The Science article [by Gary Matsumoto] says just the opposite:
The Senate anthrax spores carried like electrical charges, and some experts believe that they were added deliberately to aid dispersal.
And:
[Stuart] Jacobsen says that friction would add static electricity only to surfaces: "If anything, the sorting machine's pinch rollers and the envelopes should get charged," he says, "not the spores inside."
But according to the ESD (Electro Static Discharge) Journal:
The Anthrax may have had its static charges removed before mailing. However, normal handling may have reintroduced electrostatic charges. We in the ESD industry know that mail-sorter machines could have created triboelectric charges by jostling the letters containing the powder.
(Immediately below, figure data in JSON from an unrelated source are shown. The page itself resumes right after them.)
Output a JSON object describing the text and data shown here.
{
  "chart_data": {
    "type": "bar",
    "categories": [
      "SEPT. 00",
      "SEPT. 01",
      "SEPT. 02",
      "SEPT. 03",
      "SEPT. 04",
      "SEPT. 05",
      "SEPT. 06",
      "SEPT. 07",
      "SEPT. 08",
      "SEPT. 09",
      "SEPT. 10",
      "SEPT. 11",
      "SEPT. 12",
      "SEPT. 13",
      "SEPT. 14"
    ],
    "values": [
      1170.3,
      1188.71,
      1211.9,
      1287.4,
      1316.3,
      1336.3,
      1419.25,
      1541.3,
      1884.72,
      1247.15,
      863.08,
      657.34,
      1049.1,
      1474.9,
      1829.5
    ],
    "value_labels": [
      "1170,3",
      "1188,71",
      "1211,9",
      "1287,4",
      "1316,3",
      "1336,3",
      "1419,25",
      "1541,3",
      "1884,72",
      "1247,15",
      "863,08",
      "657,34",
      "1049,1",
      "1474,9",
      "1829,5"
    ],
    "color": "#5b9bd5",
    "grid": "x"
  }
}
So, the static charge was created by "jostling the letters". The powder inside was jostled around, and that's what caused the spores to pick up the static charge. And,
These static charges also promoted contact cross-contamination with mail and mail sorting machines. However, they also helped to keep the spores from becoming airborne which would have posed a much greater threat.
So far, there doesn't seem to be anything in the Science article that holds up under close examination. It seems to be totally based upon rumor and speculation - while ignoring facts and direct observation.
The USPS statement is very general and clearly isn't intended to be some official US statement about how the anthrax was made or anything like that. It just warns the USPS employees about the dangers of anthrax - particularly the most dangerous kind of anthrax. Some of the spores in the Senate letter were highly charged with static electricity as a result of their handling by postal machines. The USPS statement doesn't say where that charge came from. It just says it's something to be careful about.